COLUMBUS, Ohio , August 25, 2011 () – Big Lots Inc. said Thursday that its fiscal second-quarter net income slipped 8 percent, hurt by a decline in a key revenue metric and a charge related to its new Canadian stores.

Still the discount store chain exceeded its own expectations for the quarter, and those of analysts. It raised the low end of its full-year earnings guidance, citing its quarterly performance and recent buybacks.

Big Lots earned $35.7 million, or 50 cents per share, compared with $38.9 million, or 48 cents per share, a year ago. The per share discrepancy figures reflect fewer shares outstanding in the current quarter.

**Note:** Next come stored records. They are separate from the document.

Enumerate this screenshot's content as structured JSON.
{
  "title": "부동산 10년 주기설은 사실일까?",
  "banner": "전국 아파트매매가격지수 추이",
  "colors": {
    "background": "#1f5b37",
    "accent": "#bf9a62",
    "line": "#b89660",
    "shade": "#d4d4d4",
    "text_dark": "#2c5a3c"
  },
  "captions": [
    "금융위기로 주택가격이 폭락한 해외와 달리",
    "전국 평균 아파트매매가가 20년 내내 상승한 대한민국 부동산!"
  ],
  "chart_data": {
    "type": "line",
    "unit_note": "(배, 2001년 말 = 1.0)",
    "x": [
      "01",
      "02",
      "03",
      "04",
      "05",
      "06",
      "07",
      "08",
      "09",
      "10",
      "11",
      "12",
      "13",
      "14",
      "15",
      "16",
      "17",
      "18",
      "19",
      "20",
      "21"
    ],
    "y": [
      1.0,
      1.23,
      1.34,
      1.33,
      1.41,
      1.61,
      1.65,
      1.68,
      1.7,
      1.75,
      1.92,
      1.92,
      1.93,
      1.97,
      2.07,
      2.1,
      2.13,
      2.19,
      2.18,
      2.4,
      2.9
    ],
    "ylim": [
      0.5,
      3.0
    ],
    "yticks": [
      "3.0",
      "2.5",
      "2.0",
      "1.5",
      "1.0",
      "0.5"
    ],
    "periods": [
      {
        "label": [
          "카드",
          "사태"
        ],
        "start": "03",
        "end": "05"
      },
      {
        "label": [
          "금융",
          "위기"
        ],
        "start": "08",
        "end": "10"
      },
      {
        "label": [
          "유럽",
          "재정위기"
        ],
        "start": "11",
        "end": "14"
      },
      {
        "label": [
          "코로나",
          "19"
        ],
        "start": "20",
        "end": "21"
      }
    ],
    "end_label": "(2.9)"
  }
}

Removing 2 cents per share tied to its new Canadian retail operations, income from continuing operations was 52 cents per share. Big Lots obtained the Canadian stores as part of its acquisition of Liquidation World Inc. in July.

Analysts expected earnings of 44 cents per share, according to a FactSet survey.

Revenue for the period ended July 30 increased 3 percent to $1.17 billion from $1.14 billion.

Revenue at U.S. stores open at least two years fell 1.5 percent. This figure is a key indicator of a retailer's health because it excludes stores recently opened or closed.

Big Lots said it now expects full-year earnings to be in a range of $2.80 to $2.90 per share. Its previous forecast was for earnings between $2.75 and $2.90 per share.

Analysts predict earnings of $2.89 per share for the year.